Our Brains May Have the Ability to Process the World in 11 Different Dimensions

Discoveries Energy Science

As we are traveling further in the metaphysical world, scientists keep making amazing discoveries. Exploring not just our brain’s realms, but the whole Universe gives us a completely new perspective on our places of living and on the person that we are.

The neuroscientists discovered fantastic findings of the universal code of being and also an ultimate reality. They, in fact, utilized a classic mathematics’ branch in an entirely new way, in order to see deeply in our brains’ structure. Their discovery showed that our brains are full of some multi-dimensional and geometrical structures which operate in eleven different dimensions. Although we think in the three-dimensional term, it may be quite difficult to understand the way we are structured in these other different dimensions, eleven in total.

One group of researchers from the so-called Blue Brain Project, which is a research initiative in Switzerland, which is devoted to the creating of supercomputer powered reconstruction of the brain of humans. They utilized algebraic topology, which is a mathematics’ branch utilized to describe spaces and objects’ properties, regardless of their way of changing shape.

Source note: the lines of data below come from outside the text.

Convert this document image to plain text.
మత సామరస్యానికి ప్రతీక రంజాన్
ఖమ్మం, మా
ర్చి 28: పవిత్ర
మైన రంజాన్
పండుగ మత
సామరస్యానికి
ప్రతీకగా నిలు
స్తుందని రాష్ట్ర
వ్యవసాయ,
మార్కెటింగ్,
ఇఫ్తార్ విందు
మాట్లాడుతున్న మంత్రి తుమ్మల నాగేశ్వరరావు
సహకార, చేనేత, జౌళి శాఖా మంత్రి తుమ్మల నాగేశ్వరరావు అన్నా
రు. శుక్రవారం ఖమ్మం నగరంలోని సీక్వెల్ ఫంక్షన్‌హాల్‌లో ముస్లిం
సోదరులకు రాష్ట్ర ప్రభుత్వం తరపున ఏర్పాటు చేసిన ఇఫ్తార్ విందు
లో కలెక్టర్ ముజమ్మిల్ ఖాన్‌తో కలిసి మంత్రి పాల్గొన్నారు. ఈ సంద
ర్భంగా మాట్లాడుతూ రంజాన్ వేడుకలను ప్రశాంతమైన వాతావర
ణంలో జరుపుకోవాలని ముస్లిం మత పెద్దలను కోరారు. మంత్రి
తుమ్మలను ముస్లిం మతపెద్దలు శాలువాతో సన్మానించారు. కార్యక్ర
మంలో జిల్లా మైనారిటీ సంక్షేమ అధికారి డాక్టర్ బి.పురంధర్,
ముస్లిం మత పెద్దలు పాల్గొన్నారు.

The lead researcher, and neuroscientist, coming from the EPFL Swiss Institute, named Henry Markram, said:

We found a world that we had never imagined. There are tens of millions of these objects even in a speck of the brain, up through seven dimensions. In some networks, we even found structures with up to 11 dimensions.

One member of the group, the mathematician, named Kathryn Hess, also from EPFL, said that algebraic topology represents microscope and telescope simultaneously. It has the ability to zoom in the networks in order to find some hidden structures, forest trees, or see clearings and empty spaces, all the same thing.

Such cavities or clearing appeared to be quite significant for the function of our brain. When the researchers gave a stimulus to the virtual tissue of the brain, they noticed that the neurons reacted to it in a quite highly organized manner.

Another member of the group, the mathematician named Ran Levi, coming from the University of Aberdeen in Scotland, said:

It is as if the brain reacts to a stimulus by building [and] then razing a tower of multi-dimensional blocks, starting with rods (1D), then planks (2D), then cubes (3D), and then more complex geometries with 4D, 5D, etc.

He added that the activity’s progression through people’s brain resembles the multi-dimensional sandcastles which materialize out of the sand and after than disintegrate.